Jeremy Dupin, a journalist and filmmaker based in Port-au-Prince, told Al Jazeera that Haiti’s existing problems will severely undermine the response to the disaster.

“The epicentre is four hours’ drive away [from Port-au-Prince] and it is going to take a lot of time for support to arrive,” Dupin said. “Communications in some places are paralysed, and there are very limited electricity services in [the affected areas] right now,” he added.He said footage on social media appears to show people trapped under rubble with no rescue teams on the ground. “In [affected] communities people are just trying to help each other, and it is a very upsetting situation right now,” he said.

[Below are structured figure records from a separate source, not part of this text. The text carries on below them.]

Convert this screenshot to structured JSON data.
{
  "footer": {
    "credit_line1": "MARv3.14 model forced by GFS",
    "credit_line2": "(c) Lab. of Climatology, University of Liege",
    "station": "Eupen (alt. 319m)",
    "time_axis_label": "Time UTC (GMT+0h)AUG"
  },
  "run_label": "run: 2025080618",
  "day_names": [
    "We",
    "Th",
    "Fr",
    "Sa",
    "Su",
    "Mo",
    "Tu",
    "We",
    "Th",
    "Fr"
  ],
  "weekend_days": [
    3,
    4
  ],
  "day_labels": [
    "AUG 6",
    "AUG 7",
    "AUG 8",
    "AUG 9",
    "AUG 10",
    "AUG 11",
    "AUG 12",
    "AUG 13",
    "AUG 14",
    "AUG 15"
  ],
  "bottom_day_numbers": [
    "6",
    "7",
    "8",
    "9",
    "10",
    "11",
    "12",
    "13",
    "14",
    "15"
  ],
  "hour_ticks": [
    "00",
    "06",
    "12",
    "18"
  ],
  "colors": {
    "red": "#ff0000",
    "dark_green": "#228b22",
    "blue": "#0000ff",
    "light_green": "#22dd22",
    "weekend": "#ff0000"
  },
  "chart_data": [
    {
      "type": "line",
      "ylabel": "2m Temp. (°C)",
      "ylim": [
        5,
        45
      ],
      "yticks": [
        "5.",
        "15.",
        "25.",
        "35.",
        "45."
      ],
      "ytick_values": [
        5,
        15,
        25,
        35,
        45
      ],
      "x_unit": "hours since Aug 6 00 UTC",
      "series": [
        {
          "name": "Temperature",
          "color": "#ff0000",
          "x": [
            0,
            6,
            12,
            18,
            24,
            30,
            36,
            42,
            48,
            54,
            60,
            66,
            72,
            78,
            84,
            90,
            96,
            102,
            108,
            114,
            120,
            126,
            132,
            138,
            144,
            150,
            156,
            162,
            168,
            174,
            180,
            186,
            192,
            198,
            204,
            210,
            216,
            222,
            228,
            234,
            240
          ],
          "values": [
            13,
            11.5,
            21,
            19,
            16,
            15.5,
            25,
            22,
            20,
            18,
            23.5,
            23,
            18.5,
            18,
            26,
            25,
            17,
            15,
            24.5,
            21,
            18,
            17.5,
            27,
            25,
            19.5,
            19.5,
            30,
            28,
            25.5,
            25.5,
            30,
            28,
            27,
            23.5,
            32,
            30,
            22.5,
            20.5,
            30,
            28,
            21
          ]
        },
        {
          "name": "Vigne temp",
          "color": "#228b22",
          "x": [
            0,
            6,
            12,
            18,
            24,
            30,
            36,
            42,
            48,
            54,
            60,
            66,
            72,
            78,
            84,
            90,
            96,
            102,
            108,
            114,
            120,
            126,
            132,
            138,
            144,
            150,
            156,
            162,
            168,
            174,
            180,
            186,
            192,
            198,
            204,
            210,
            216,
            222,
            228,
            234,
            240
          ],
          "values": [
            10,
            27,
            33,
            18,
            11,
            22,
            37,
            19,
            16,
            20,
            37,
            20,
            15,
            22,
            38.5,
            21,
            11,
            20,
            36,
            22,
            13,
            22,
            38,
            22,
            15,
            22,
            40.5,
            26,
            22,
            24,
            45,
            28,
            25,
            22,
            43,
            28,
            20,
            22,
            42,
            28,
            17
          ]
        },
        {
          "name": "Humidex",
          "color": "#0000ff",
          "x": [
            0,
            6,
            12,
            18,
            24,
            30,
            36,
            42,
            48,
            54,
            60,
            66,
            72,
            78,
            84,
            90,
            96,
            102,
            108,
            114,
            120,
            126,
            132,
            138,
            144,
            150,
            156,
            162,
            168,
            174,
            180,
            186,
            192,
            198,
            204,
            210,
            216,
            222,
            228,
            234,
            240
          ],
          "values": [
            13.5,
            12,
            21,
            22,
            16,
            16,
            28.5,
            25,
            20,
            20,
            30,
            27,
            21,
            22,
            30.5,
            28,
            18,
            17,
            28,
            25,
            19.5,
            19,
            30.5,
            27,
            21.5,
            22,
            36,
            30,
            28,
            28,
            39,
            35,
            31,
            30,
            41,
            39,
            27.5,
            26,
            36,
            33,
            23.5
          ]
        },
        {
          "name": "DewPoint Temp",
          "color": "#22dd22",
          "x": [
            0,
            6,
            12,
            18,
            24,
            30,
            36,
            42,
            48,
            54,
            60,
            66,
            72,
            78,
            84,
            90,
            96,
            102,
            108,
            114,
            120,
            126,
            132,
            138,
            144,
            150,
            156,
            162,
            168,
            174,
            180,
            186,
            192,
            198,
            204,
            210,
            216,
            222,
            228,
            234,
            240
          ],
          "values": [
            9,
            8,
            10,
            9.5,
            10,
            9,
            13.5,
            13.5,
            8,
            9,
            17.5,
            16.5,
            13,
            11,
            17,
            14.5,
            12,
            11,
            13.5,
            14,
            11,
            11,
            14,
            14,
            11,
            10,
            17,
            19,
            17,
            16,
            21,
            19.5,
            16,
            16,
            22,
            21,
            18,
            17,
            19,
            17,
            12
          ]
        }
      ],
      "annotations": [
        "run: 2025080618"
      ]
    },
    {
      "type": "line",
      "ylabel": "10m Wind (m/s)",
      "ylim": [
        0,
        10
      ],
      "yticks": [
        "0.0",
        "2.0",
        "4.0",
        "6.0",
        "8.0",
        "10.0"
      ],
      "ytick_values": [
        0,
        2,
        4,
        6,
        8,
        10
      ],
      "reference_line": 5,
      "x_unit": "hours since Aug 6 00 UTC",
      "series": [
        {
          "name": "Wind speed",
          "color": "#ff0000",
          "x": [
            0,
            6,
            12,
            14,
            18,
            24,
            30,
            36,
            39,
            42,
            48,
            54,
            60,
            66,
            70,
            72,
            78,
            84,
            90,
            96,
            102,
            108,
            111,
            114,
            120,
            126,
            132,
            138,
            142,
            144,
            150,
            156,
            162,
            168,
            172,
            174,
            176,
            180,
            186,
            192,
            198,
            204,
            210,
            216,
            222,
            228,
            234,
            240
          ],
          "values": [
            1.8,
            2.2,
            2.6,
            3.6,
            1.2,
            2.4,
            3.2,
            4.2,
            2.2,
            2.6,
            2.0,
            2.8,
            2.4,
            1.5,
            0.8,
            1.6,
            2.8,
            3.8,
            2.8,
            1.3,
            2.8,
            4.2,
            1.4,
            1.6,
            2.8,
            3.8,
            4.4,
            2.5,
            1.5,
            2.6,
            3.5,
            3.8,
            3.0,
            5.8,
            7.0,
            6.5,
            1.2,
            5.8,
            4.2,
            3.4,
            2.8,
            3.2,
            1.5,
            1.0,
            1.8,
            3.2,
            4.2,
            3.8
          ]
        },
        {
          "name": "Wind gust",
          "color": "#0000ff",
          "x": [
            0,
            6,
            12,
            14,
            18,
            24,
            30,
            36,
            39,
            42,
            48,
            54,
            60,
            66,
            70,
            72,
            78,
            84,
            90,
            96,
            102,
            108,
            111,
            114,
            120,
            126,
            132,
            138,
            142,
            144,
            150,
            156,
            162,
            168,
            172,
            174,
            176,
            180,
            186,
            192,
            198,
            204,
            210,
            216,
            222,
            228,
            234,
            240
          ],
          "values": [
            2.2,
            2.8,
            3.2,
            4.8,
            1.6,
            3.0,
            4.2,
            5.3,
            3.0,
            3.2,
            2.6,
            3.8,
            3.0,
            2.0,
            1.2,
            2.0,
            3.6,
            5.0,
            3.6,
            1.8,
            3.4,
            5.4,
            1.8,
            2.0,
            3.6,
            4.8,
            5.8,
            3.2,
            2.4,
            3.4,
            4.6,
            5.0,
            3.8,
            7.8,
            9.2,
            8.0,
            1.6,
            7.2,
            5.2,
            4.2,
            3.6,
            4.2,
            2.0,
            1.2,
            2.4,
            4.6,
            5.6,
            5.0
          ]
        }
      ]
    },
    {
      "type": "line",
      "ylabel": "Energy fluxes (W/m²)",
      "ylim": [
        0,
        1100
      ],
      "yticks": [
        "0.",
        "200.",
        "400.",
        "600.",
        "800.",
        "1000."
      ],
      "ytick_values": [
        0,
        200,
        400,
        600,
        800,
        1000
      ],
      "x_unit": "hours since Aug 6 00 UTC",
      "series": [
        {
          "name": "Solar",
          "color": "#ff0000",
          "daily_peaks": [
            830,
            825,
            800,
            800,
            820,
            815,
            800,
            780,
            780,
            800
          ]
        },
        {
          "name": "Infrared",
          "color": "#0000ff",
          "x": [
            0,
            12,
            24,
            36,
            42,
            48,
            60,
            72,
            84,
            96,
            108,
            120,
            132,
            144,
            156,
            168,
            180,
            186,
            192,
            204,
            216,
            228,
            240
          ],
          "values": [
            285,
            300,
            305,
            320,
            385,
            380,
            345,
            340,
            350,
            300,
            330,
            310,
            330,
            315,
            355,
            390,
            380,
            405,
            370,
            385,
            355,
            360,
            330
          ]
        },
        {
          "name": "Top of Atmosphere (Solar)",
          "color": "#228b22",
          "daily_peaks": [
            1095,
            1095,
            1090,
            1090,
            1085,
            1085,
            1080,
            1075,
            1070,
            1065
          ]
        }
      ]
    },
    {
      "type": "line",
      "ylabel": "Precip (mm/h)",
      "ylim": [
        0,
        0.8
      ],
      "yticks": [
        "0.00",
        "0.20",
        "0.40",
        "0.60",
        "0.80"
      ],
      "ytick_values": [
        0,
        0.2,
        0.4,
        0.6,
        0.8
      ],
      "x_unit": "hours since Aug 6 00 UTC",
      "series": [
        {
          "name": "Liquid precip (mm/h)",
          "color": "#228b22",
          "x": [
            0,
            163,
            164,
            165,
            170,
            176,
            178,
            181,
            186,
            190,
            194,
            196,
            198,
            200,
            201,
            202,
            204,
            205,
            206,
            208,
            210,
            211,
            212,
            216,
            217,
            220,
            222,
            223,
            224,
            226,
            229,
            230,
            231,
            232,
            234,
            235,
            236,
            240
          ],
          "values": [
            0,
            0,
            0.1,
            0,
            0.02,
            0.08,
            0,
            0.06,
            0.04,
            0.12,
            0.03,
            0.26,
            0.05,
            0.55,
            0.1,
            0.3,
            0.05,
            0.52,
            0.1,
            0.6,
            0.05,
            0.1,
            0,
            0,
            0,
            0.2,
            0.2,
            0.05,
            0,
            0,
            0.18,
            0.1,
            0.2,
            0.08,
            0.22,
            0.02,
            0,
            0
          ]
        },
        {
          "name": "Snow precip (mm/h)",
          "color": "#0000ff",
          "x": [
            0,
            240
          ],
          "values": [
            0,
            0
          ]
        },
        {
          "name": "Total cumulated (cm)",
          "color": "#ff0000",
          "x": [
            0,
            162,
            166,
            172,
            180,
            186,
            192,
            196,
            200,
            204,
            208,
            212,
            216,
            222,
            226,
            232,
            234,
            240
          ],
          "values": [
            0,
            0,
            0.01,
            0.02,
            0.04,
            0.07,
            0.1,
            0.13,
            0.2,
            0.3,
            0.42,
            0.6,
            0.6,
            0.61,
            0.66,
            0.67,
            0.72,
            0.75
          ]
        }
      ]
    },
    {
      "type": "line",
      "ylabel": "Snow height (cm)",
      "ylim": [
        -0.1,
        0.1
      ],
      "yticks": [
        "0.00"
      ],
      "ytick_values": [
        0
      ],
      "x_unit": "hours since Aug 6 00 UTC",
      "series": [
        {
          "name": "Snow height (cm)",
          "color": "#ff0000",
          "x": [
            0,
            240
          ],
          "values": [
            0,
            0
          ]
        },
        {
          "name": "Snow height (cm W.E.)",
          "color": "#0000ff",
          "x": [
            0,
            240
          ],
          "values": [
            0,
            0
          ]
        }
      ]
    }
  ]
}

United States President Joe Biden approved “immediate” aid for Haiti on Saturday, a senior White House official said, according to a pool report. Biden named the head of the US Agency for International Development (USAID), Samantha Power, to coordinate the effort, the official said.

‘Years to fix things’

The quake on Saturday was felt as far as Cuba and Jamaica, although there were no reports of material damage, deaths or injuries anywhere.

Haiti is still recovering from the magnitude 7 earthquake closer to the capital 11 years ago.

More than a million and a half Haitians were made homeless, leaving island authorities and the international humanitarian community with a colossal challenge in a country lacking either a land registry or building codes.